By CHRIS DANIELS, Forestry writer
Fletcher Challenge Forests was bullish at its annual meeting in Auckland yesterday, announcing an after-tax profit of $7 million for the first four months of the financial year.
Presenting a confident outlook for future earnings and sales, chief executive Terry McFadgen told shareholders that Fletcher directors wanted to share the company's outstanding future with shareholders.
But Mr McFadgen seemed out of sync with chairman Sir Dryden Spring over the company's position on the Central North Island Forest Partnership - the former Fletcher/Citic joint venture that went into receivership this year.

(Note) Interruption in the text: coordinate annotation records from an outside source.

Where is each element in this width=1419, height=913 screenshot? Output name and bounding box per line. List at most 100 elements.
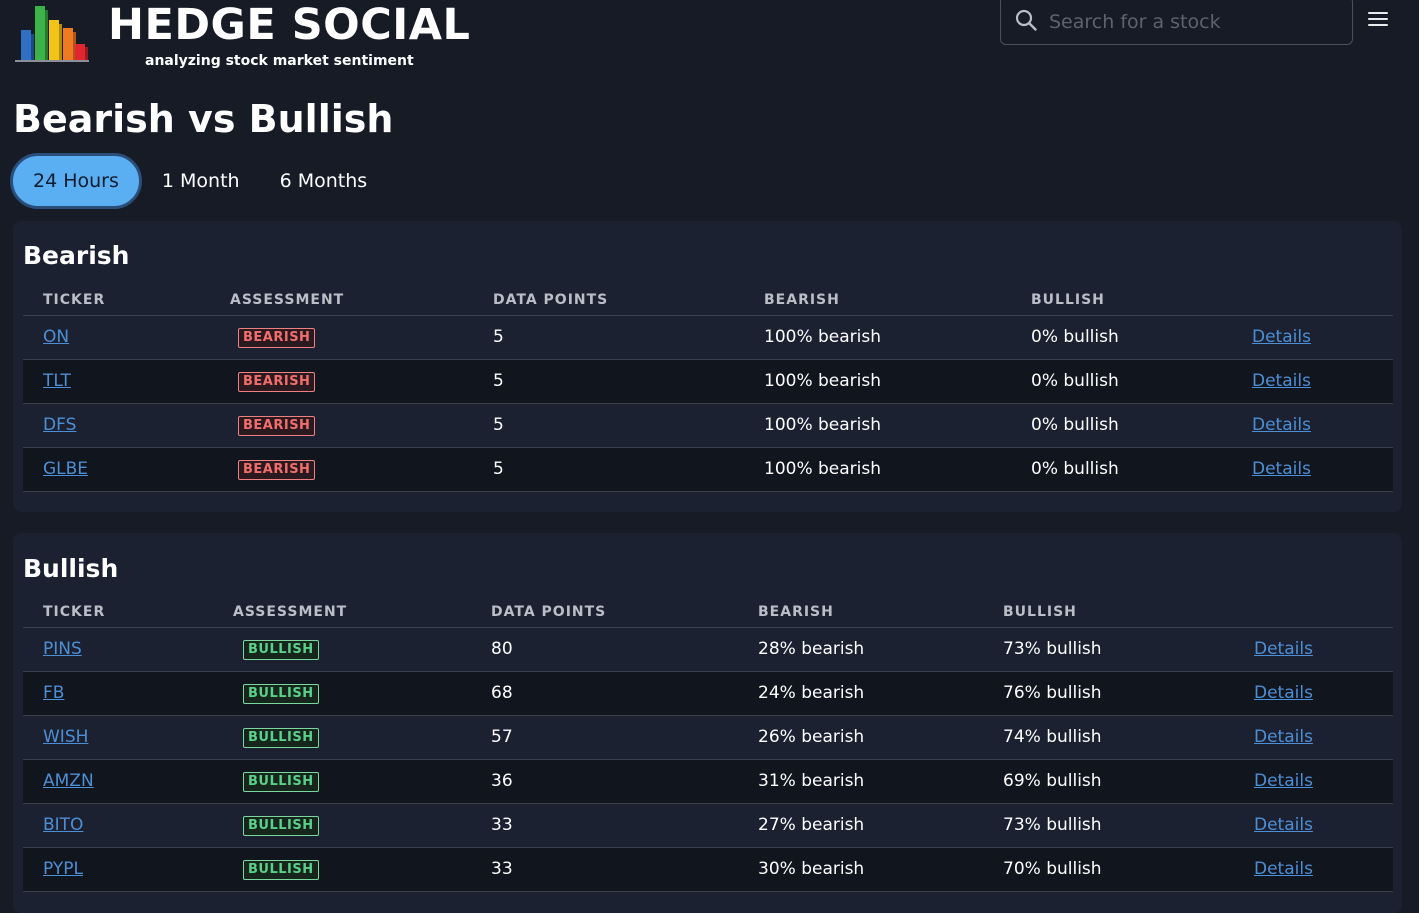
data-points-value: 80: [471, 627, 738, 672]
bearish-percent: 100% bearish: [744, 315, 1011, 360]
assessment-badge: BEARISH: [238, 460, 316, 480]
ticker-link[interactable]: TLT: [43, 371, 71, 391]
assessment-badge: BULLISH: [243, 816, 319, 836]
column-header-bullish: BULLISH: [983, 597, 1234, 628]
bullish-percent: 74% bullish: [983, 715, 1234, 760]
details-link[interactable]: Details: [1254, 683, 1313, 703]
ticker-link[interactable]: GLBE: [43, 459, 89, 479]
ticker-link[interactable]: WISH: [43, 727, 89, 747]
table-row: ON BEARISH 5 100% bearish 0% bullish Det…: [23, 315, 1393, 360]
details-link[interactable]: Details: [1254, 859, 1313, 879]
bearish-section-title: Bearish: [23, 241, 130, 270]
assessment-badge: BEARISH: [238, 328, 316, 348]
assessment-badge: BEARISH: [238, 416, 316, 436]
column-header-bearish: BEARISH: [738, 597, 983, 628]
details-link[interactable]: Details: [1252, 415, 1311, 435]
table-row: WISH BULLISH 57 26% bearish 74% bullish …: [23, 715, 1393, 760]
bearish-table: TICKER ASSESSMENT DATA POINTS BEARISH BU…: [23, 285, 1393, 492]
table-row: DFS BEARISH 5 100% bearish 0% bullish De…: [23, 403, 1393, 448]
column-header-ticker: TICKER: [23, 285, 210, 316]
bearish-percent: 30% bearish: [738, 847, 983, 892]
assessment-badge: BULLISH: [243, 772, 319, 792]
column-header-assessment: ASSESSMENT: [213, 597, 471, 628]
search-box[interactable]: [1000, 0, 1353, 45]
brand-subtitle: analyzing stock market sentiment: [145, 53, 414, 69]
table-header-row: TICKER ASSESSMENT DATA POINTS BEARISH BU…: [23, 597, 1393, 628]
data-points-value: 5: [473, 315, 744, 360]
bearish-percent: 100% bearish: [744, 447, 1011, 492]
details-link[interactable]: Details: [1252, 371, 1311, 391]
details-link[interactable]: Details: [1252, 459, 1311, 479]
bar-chart-logo-icon[interactable]: [13, 2, 91, 64]
bullish-percent: 0% bullish: [1011, 315, 1232, 360]
data-points-value: 5: [473, 359, 744, 404]
assessment-badge: BULLISH: [243, 640, 319, 660]
ticker-link[interactable]: AMZN: [43, 771, 94, 791]
table-row: TLT BEARISH 5 100% bearish 0% bullish De…: [23, 359, 1393, 404]
data-points-value: 33: [471, 803, 738, 848]
table-row: PINS BULLISH 80 28% bearish 73% bullish …: [23, 627, 1393, 672]
tab-1-month[interactable]: 1 Month: [161, 170, 240, 192]
assessment-badge: BEARISH: [238, 372, 316, 392]
timeframe-tabs: 24 Hours 1 Month 6 Months: [10, 152, 387, 210]
column-header-data-points: DATA POINTS: [471, 597, 738, 628]
data-points-value: 5: [473, 447, 744, 492]
assessment-badge: BULLISH: [243, 684, 319, 704]
header: HEDGE SOCIAL analyzing stock market sent…: [0, 0, 1419, 90]
ticker-link[interactable]: FB: [43, 683, 65, 703]
column-header-actions: [1234, 597, 1393, 628]
details-link[interactable]: Details: [1254, 727, 1313, 747]
ticker-link[interactable]: ON: [43, 327, 70, 347]
bullish-section-title: Bullish: [23, 554, 119, 583]
bearish-percent: 26% bearish: [738, 715, 983, 760]
details-link[interactable]: Details: [1252, 327, 1311, 347]
data-points-value: 57: [471, 715, 738, 760]
table-row: PYPL BULLISH 33 30% bearish 70% bullish …: [23, 847, 1393, 892]
bullish-percent: 69% bullish: [983, 759, 1234, 804]
data-points-value: 5: [473, 403, 744, 448]
table-row: GLBE BEARISH 5 100% bearish 0% bullish D…: [23, 447, 1393, 492]
bullish-percent: 0% bullish: [1011, 403, 1232, 448]
bearish-percent: 31% bearish: [738, 759, 983, 804]
tab-6-months[interactable]: 6 Months: [279, 170, 368, 192]
ticker-link[interactable]: DFS: [43, 415, 77, 435]
assessment-badge: BULLISH: [243, 860, 319, 880]
brand-title[interactable]: HEDGE SOCIAL: [108, 0, 471, 50]
search-input[interactable]: [1049, 9, 1339, 35]
table-row: BITO BULLISH 33 27% bearish 73% bullish …: [23, 803, 1393, 848]
table-header-row: TICKER ASSESSMENT DATA POINTS BEARISH BU…: [23, 285, 1393, 316]
hamburger-menu-icon[interactable]: [1368, 12, 1388, 28]
data-points-value: 36: [471, 759, 738, 804]
ticker-link[interactable]: PYPL: [43, 859, 83, 879]
column-header-assessment: ASSESSMENT: [210, 285, 473, 316]
tab-24-hours[interactable]: 24 Hours: [10, 153, 142, 209]
bearish-percent: 24% bearish: [738, 671, 983, 716]
data-points-value: 33: [471, 847, 738, 892]
page-title: Bearish vs Bullish: [13, 97, 394, 141]
table-row: AMZN BULLISH 36 31% bearish 69% bullish …: [23, 759, 1393, 804]
column-header-bearish: BEARISH: [744, 285, 1011, 316]
ticker-link[interactable]: PINS: [43, 639, 82, 659]
bearish-percent: 100% bearish: [744, 403, 1011, 448]
bullish-percent: 0% bullish: [1011, 359, 1232, 404]
bearish-percent: 27% bearish: [738, 803, 983, 848]
table-row: FB BULLISH 68 24% bearish 76% bullish De…: [23, 671, 1393, 716]
column-header-ticker: TICKER: [23, 597, 213, 628]
search-icon: [1015, 9, 1037, 31]
assessment-badge: BULLISH: [243, 728, 319, 748]
bearish-percent: 100% bearish: [744, 359, 1011, 404]
bullish-percent: 0% bullish: [1011, 447, 1232, 492]
bearish-card: Bearish TICKER ASSESSMENT DATA POINTS BE…: [13, 221, 1402, 512]
bullish-percent: 73% bullish: [983, 627, 1234, 672]
bearish-percent: 28% bearish: [738, 627, 983, 672]
data-points-value: 68: [471, 671, 738, 716]
column-header-data-points: DATA POINTS: [473, 285, 744, 316]
details-link[interactable]: Details: [1254, 639, 1313, 659]
details-link[interactable]: Details: [1254, 771, 1313, 791]
details-link[interactable]: Details: [1254, 815, 1313, 835]
bullish-percent: 76% bullish: [983, 671, 1234, 716]
bullish-percent: 73% bullish: [983, 803, 1234, 848]
bullish-percent: 70% bullish: [983, 847, 1234, 892]
bullish-card: Bullish TICKER ASSESSMENT DATA POINTS BE…: [13, 533, 1402, 913]
ticker-link[interactable]: BITO: [43, 815, 84, 835]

Fletcher Forests is one of the companies bidding to buy the huge forest from the receiver.
Mr McFadgen said the sales process for the CNIFP was due to be finished by early next year.
"We view the CNIFP as a desirable adjunct to our own forest, but not as something which is critical to our operations."

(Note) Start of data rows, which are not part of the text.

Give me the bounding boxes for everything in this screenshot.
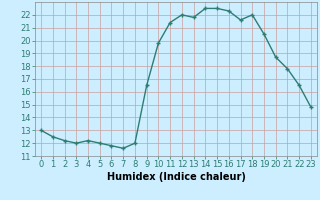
X-axis label: Humidex (Indice chaleur): Humidex (Indice chaleur)	[107, 172, 245, 182]
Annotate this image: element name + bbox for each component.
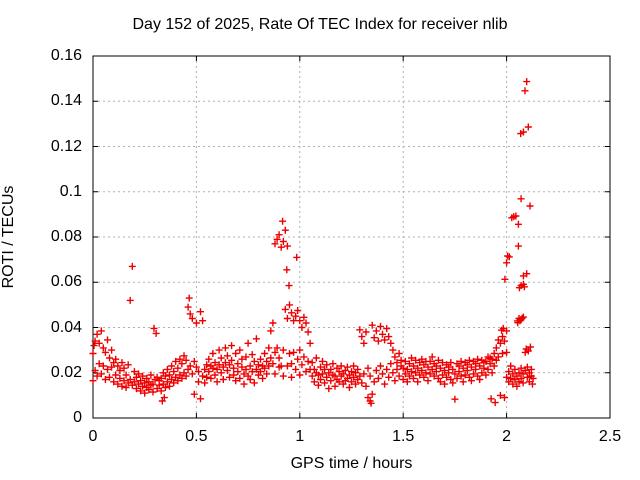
y-tick-label: 0.06: [50, 273, 82, 291]
x-tick-label: 1: [295, 428, 305, 445]
y-tick-label: 0.16: [50, 47, 82, 64]
y-tick-label: 0.14: [50, 92, 82, 110]
y-tick-label: 0.12: [50, 137, 82, 155]
y-tick-label: 0.04: [50, 318, 82, 336]
y-tick-label: 0.1: [59, 182, 82, 200]
x-tick-label: 0.5: [185, 428, 208, 445]
data-points: [89, 78, 537, 407]
x-tick-label: 2.5: [598, 428, 622, 445]
x-axis-label: GPS time / hours: [290, 455, 413, 472]
y-tick-label: 0.08: [50, 228, 82, 245]
axis-ticks: [92, 55, 611, 419]
x-tick-label: 2: [502, 428, 512, 445]
y-tick-label: 0.02: [50, 363, 82, 381]
gridlines: [93, 56, 610, 418]
x-tick-label: 0: [88, 428, 98, 445]
x-tick-label: 1.5: [392, 428, 415, 445]
plot-border: [92, 55, 611, 419]
y-tick-label: 0: [73, 409, 82, 426]
chart-title: Day 152 of 2025, Rate Of TEC Index for r…: [132, 16, 508, 33]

But towards the end of yesterday's meeting, directors asked shareholders to approve a resolution authorising the board to "continue to undertake corporate activity relating to the company's interest in the CNIFP" if a takeover offer had been made, or if they thought one was imminent.
"There is a risk that a takeover offer could impede this activity," Mr McFadgen said.
Sir Dryden said that technically the new takeovers code could prevent directors from continuing to negotiate a purchase of the CNIFP if an offer had been made.
And although his chief executive described CNIFP as "not critical", Sir Dryden added: "The board considers that the importance of the CNIFP is such that the company needs flexibility to continue to deal with the asset notwithstanding the receipt of a takeover offer."
Forests' $7 million profit announcement, which does not include foreign exchange movements and non-recurring items, came from earnings before interest and tax of $18 million between July and October.
Fletcher Forests shares closed unchanged yesterday at 27c.